INDUSTRY.co.id - Jakarta - Kementerian Perindustrian (Kemenperin) menyebut bahwa logam tanah jarang (LTJ) atau rare earth element (RRE) merupakan jenis logam yang sangat krusial bagi industri, karena memiliki manfaat yang sangat berlimpah.
"Kalau dari kacamata industri LTJ adalah vitaminnya industri. Dikatakan jarang tapi secara material dia melimpah dimana- mana," kata Direktur Jendral Industri Logam, Mesin, Alat Transportasi, dan Elektronika (ILMATE) Kementerian Perindustrian Taufiek Bawazier dalam Rapat Dengar Pendapat bersama Komisi VII (11/4).
Menurutnya, pengolahan logam ini juga membutuhkan pengetahuan yang tinggi dan kemampuan teknologi karena unsurnya tidak langsung berada dalam satu material tapi terpisah dalam bagian kecil.
Dikatakan Taufiek, jika Indonesia memiliki mapping (pemetaan) yang kuat, maka akan bisa menarik investasi untuk masuk ke Indonesia.

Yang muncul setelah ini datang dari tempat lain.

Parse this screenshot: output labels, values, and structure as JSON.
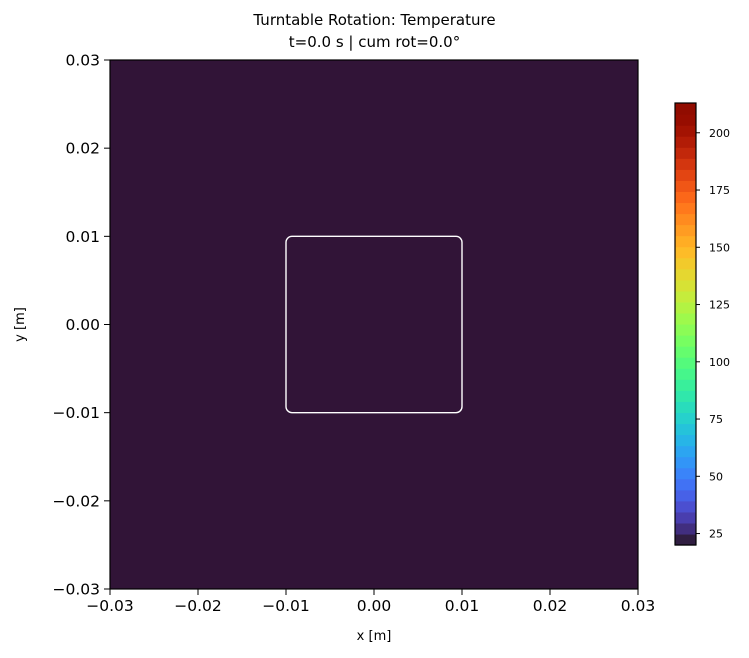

Ia merinci beberapa negara yang sudah melakukan pemetaan akan potensi LTJ seperti di China yang memiliki 44 juta ton, Vietnam 22 Juta ton, Brazil 21 juta ton, India 6 Juta ton dan Amerika 1,6 juta ton.
"Artinya mereka tau estimasi berapa yang harus masuk ke dalam proses ekstraksi dari logam tanah jarang ini dan ini penting bagi Indonesia supaya kita tahu di mana titik-titiknya," ujar Taufiek.
Ia juga mengungkapkan bahwa saat ini Kementerian Perindustrian juga sudah menyiapkan roadmap untuk pemafaatan LTJ dalam industri dan telah mempersiapkan regulasinya melalui instruksi presiden (inpres).
“Salah satu logam tanah jarang yang banyak terdapat dalam hasil ikutan timah adalah monasit. Monasit memiliki banyak kegunaan untuk industri pertahanan, medis, energi terbarukan, dan katalis. Monasit dalam green energy banyak dimanfaatkan untuk membuat magnet pada wind turbine,” paparnya.
Berdasarkan data Pusat Sumber Daya Mineral Batubara dan Panas Bumi (PSDMBP) Badan Geologi Kementerian ESDM, telah diidentifikasi sebanyak 28 lokasi yang memiliki potensi logam tanah jarang. Potensi tersebut tersebar di 16 lokasi di Sumatra, tujuh lokasi di Kalimantan, tiga lokasi di Sulawesi dan dua lokasi di Jawa.
Sementara itu, ada sembilan lokasi survei dan penyelidikan yang dilakukan Badan Geologi untuk mengungkap potensi mineral, yakni tersebar di Mandailing Natal, Sumatera Utara untuk logam emas dan mineral ikutannya. Selanjutnya, Sumbawa Barat, NTB untuk mineral logam mulia dan logam dasar.